Tüm bu mecralar arasında birçok ülkedeki en deneyimli politikacılar, profesyonel gazeteciler ve seçkinler, her sabah uyandıklarında dünyadaki önemli olaylar listesine erişmelerini ve basit ve kolay arayüzü ile haber yazma ve siyaset yapmalarını sağlayan Twitter'ı seçeceklerdir.
Şeyh Muhammed bin Raşid gibi bir lider 2013'te yeni hükümetin kurulduğunu ilan etmek için Twitter’ı kullandığında ve daha sonra gazeteler, televizyon istasyonları ve haber ajansları tarafından bu haber paylaşıldığında dünya Twitter'ın önemini ve artan etkisini hissetmeye başladı. İki yıl sonra İran’ın Eski Dışişleri Bakanı Cevad Zarif, ülkesinin nükleer konulu bir anlaşma imzaladığını duyurmak için bu platformu kullanmıştı.

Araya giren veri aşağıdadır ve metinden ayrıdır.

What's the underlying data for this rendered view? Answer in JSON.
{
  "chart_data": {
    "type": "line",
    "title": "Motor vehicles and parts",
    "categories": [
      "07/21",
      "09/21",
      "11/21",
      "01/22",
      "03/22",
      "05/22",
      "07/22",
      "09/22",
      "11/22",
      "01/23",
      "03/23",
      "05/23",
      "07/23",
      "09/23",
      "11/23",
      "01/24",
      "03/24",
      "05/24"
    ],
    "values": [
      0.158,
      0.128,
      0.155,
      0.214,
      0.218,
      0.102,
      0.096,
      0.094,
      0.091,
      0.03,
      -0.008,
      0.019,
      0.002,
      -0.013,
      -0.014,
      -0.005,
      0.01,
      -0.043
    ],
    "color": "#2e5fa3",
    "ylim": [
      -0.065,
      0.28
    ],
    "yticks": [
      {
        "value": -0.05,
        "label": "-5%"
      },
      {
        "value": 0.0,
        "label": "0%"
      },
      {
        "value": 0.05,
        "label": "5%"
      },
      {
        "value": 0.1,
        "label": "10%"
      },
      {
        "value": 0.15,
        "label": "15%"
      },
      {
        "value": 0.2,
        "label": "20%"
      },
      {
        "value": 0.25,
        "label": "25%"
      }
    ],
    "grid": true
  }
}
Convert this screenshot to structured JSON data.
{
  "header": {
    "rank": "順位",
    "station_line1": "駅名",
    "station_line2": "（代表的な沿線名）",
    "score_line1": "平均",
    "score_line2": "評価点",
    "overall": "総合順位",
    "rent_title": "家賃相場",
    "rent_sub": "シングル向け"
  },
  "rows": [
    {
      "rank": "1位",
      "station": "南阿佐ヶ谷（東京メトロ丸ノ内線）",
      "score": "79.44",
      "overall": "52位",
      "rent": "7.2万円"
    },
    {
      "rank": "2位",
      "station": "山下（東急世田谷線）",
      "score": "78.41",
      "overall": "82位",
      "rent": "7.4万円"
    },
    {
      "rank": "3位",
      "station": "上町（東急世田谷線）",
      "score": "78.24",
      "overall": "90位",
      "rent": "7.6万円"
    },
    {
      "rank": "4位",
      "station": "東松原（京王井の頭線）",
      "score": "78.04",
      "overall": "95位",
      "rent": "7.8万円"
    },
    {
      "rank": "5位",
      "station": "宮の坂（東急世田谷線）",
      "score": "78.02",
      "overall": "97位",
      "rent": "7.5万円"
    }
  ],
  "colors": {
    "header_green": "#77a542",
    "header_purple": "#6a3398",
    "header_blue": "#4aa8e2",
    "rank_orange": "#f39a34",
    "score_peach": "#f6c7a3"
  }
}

Kuzey Kore lideri Kim Jong-un 2017'nin sonunda, Twitter hesabından yaptığı paylaşımda ülkesinin nükleer bir güce dönüştüğüne ve bu silahı sadece bir düğmeye basarak herhangi bir düşmana karşı kullanabileceğine işaret ederek "Nükleer silah butonu her zaman masamda duruyor" ifadelerini kullanmıştı. Eski ABD Başkanı Donald Trump ise buna Twitter üzerinden yaptığı şu paylaşımla cevap vermişti:
“Kim Jong-un 'nükleer silah butonunun her zaman masasında olduğunu' söylemiş. Ona, tükenmiş ve ağzı açlık kokan rejiminden biri benim de nükleer silah butonumun olduğunu söylesin! Ancak benimki, onunkinden çok daha büyük, güçlü bir buton ve çalışıyor da.”

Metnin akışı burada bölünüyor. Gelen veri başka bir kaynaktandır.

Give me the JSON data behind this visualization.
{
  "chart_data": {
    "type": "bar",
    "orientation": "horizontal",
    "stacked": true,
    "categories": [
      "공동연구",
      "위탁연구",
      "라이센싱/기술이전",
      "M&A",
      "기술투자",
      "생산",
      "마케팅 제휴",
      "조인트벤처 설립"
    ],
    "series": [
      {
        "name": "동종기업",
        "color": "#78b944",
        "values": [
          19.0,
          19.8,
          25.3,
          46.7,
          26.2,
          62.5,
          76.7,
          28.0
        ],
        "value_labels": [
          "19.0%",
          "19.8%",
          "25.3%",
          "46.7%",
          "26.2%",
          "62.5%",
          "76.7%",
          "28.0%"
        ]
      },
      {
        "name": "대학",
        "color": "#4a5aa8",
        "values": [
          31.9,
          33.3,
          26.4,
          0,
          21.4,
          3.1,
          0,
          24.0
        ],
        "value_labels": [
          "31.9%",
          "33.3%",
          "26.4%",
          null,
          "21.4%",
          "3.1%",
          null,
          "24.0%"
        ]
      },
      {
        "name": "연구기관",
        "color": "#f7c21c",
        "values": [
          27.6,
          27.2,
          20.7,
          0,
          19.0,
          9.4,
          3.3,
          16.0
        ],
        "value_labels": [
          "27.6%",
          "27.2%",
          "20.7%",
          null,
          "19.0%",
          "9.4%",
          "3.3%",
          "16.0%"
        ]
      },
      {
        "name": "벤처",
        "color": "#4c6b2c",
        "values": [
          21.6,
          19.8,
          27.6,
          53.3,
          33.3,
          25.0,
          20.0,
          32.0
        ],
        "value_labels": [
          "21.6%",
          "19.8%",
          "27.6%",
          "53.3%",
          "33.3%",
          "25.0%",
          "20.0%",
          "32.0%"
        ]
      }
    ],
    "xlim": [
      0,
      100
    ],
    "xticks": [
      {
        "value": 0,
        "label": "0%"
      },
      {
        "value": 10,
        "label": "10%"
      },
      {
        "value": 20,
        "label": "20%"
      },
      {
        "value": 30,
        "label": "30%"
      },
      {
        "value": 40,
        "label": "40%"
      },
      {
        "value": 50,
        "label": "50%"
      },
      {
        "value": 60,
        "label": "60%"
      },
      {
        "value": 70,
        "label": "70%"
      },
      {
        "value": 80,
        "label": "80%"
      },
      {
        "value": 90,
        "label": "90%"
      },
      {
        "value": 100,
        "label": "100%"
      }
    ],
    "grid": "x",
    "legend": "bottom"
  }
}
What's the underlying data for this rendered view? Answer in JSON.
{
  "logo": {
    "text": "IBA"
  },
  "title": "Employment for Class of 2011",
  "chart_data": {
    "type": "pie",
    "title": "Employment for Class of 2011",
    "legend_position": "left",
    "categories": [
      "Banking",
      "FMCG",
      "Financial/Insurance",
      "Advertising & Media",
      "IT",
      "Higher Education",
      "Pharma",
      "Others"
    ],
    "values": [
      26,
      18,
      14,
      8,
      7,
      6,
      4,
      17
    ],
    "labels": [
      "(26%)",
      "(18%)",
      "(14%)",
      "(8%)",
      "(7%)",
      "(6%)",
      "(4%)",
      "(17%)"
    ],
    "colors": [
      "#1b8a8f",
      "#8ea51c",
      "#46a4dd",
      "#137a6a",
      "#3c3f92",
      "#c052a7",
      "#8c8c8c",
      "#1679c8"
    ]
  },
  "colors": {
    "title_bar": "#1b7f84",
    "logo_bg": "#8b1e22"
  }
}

Trump karışık sebeplerden ötürü hesabı askıya alınmadan önce aynı yıl Twitter üzerinden “Twitter olmasaydı Beyaz Saray’a ulaşamazdım” şeklinde bir paylaşım yapmıştı. Bu, prestijli araştırma merkezleri tarafından yürütülen çalışmalara yansımıştı. Araştırma merkezleri dünya liderlerinin yüzde 90'ından fazlasının görüşler, bilgiler ve hatta egemenlikle ilgili kararları paylaşmak için Twitter'ı kullandığını duyurmuştu.
İki yıl önce internet verilerinde uzmanlaşmış Almanya merkezli ‘Statista’ platformu, 187 ülkenin, devlet ve hükümet başkanları tarafından yönetilen kişisel veya kurumsal hesaplar aracılığıyla Twitter'da resmi olarak var olduğunu tespit etmişti. Örneğin Hollanda hükümetinin bu sitedeki paylaşımlarının yüzde 97'sinin diğer kullanıcılara verilen yanıtlar şeklinde olduğunu ortaya koymuştu.
Platformun neredeyse herkesin hemfikir olduğu bu artan önemine ve statüsüne rağmen, birçok kişi bu etkili ve tehlikeli platformun mülkiyetinin tek bir elde toplanmasının tehlikesini fark edemedi.
Tabii Twitter’ın da kusurları yok değil. İçerik kontrolünde çifte standart uyguladığı veya bazı yatırımcılarının önyargılarına boyun eğdiği hususunda çoğu haklı ve objektif sayısız eleştiriye ve suçlamaya maruz kaldı. Bununla birlikte, önceki mülkiyet şekli daha az konsantre ve yenilik meseleleriyle ilgilenmeye daha müsaitti.
Sosyal medya araçlarını yöneten dev teknoloji şirketleri tekelcilik için tehlikeli bir örnek teşkil ediyor. Dünyanın bunların yayılmasına, genişlemesine ve mülkiyetlerinin birkaç yatırımcının elinde toplanması karşısında susması büyük bir risk taşıyor. Elon Musk'ın Twitter'ı satın almasıyla ilgili yeni bir endişe sebebi var.
Bazıları Musk'ın, bu platform aracılığıyla düşünce ve ifade özgürlüğünü geliştirme arzusunu duyurması veya Trump'ın hesabını tekrar aktifleştirme olasılığı açısından Twitter'ı satın almasını kutluyor. Ancak bu kişiler daha sonra, tartışmalara yol açan bu milyarderin kâr sağlamak ve çıkarlarını güçlendirmek için uygulayacağı tüm politikalarla bu özgürlüğü tanımlarken tek başına hareket edeceği zaman pişman olabilirler.